We mostly like to engage the locals wherever we go like the Italian waiter from Sicily or the housekeeping supervisor from Mauritius, but sometimes we run into fellow Americans. We took a cruise around the Sydney Harbor, the largest in the world. The boat was filled mostly with seniors from Adelaide, but we sat down next to a young couple (20’s) from Illinois. For the next two hours we viewed the beautiful harbor and engaged them in talk. It turns out they were both pilots. She flew for a regional airline and he is an Air Force F-15E pilot. She had surprised him with the trip from their current home base of Raleigh, North Carolina, as he is about to ship out to Afghanistan. The flabbergasting thing was the fighter pilot, someone with some of the highest skills in the world, was fascinated how I could turn out a column every week. He thought that was just such a monumental achievement he wished he also could do.
Australia requires all people over 18 to vote. It is not a right or a privilege, it is a requirement. They seem to be very proud of this system that they instituted in 1924, but it seems a little awkward to me.

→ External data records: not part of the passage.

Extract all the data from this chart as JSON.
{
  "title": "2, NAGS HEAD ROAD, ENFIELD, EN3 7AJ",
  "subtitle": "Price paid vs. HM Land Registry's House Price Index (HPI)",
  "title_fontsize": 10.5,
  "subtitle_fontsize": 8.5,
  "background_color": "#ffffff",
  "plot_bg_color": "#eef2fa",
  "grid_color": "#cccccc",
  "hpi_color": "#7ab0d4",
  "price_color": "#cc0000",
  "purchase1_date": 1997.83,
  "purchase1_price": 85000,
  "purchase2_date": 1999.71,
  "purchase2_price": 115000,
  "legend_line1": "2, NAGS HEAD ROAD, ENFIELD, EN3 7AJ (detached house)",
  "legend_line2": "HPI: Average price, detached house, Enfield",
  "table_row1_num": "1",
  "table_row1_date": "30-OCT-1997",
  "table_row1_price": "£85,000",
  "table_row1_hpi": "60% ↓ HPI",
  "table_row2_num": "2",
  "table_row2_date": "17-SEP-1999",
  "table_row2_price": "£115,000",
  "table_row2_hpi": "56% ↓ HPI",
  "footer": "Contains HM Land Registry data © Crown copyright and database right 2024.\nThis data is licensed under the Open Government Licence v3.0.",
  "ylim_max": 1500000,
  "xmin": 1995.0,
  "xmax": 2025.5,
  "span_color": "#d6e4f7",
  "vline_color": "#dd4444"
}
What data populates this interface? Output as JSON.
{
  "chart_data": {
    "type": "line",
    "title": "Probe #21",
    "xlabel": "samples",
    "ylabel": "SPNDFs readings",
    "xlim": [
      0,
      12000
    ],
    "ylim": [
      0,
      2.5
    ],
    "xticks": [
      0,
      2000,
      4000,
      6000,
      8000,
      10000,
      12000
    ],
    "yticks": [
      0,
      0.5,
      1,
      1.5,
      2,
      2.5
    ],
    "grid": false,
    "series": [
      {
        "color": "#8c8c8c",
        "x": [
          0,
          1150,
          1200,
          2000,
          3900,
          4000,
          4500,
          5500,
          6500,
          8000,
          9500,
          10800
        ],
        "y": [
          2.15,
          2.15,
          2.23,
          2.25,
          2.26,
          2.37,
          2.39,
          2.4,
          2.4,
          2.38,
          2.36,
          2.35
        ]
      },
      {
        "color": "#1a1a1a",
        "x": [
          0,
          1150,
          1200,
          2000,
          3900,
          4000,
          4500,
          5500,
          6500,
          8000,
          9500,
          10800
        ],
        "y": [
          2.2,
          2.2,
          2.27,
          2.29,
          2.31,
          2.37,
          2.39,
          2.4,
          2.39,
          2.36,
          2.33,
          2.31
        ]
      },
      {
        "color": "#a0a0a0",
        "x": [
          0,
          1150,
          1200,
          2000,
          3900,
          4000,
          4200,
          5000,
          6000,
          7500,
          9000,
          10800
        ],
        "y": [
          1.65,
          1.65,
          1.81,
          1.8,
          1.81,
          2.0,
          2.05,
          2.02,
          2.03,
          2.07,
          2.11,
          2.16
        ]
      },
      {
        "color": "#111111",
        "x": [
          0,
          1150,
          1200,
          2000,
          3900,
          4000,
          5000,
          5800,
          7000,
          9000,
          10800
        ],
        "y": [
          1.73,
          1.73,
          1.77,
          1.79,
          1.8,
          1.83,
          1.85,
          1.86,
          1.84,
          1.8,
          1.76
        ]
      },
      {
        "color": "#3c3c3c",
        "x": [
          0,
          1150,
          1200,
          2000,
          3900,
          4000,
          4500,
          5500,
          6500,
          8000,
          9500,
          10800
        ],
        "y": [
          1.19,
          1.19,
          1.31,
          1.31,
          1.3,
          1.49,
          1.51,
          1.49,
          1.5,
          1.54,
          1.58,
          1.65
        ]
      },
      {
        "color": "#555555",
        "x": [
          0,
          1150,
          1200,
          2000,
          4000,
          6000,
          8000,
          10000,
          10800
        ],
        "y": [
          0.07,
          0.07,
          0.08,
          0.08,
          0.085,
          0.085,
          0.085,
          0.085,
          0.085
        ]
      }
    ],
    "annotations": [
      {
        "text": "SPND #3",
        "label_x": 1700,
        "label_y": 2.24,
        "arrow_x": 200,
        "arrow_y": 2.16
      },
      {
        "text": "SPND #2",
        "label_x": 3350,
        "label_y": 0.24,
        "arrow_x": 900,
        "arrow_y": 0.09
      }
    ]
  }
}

I remember the night before the election in 2000. I had been working in St. Louis on the Bush campaign. We were told that Bush was spending his last night before the election in Houston so that is where we went. Since Bush ended up elsewhere, a member of our group who happened to be the promoter of a WWF event got us ringside seats. Vince McMahon gave a speech to encourage people to get out and vote as part of the WWF campaign. I looked around the crowd and was a little suspicious as to their knowledge of what the election was about or if they even knew who was running. I thought it might be better for McMahon to suggest they spend a little time educating themselves about being on this planet before electing the most important person on the planet.
It is hard for me believe that the Aussies do not have plenty of their own space cadets or people happily living in their own little world or people who just don’t like the system. We saw tons of them walking down Brunswick Street in Melbourne. To force them to show up to the polls dishonors the system more than having free elections where people can stay at home.
We were in Melbourne for Mothers’ Day – a grand celebration of family like in the States. The difference is they call it Mum’s Day or Mummy’s Day. I tried to get a good answer what they call those things in the Egyptian tombs, but could not get a straight answer.
For those of you who think the States have gone overboard on some ideas, come to Australia and see the future. The Aussies have raised cigarette taxes so that a pack costs $16(USD) now and they are running commercials that can just turn your stomach about the illnesses caused by smoking. As one who has never smoked I find this whole campaign quite overboard. PM Kevin Rudd is behind the campaign and the tax raise so one wonders if he will lecture Obama on his habit.
But they have their other peccadilloes. They have $180 tickets for parking meter violations. We are not talking moving violation. Then they have their own left-leaning government headed by Kevin Rudd. He feels a need to fiddle with everything to make things “better” for the middle class. So what does he do -- proposes a major tax overhaul. Of course, he proceeds to soak the industry that has kept them from the worldwide slowdown – the mining industry. He wants to suck the wind out that industry by adding billions of dollars in taxes to pay for his social programs. Sound familiar?
As I said, it is an ever shrinking world.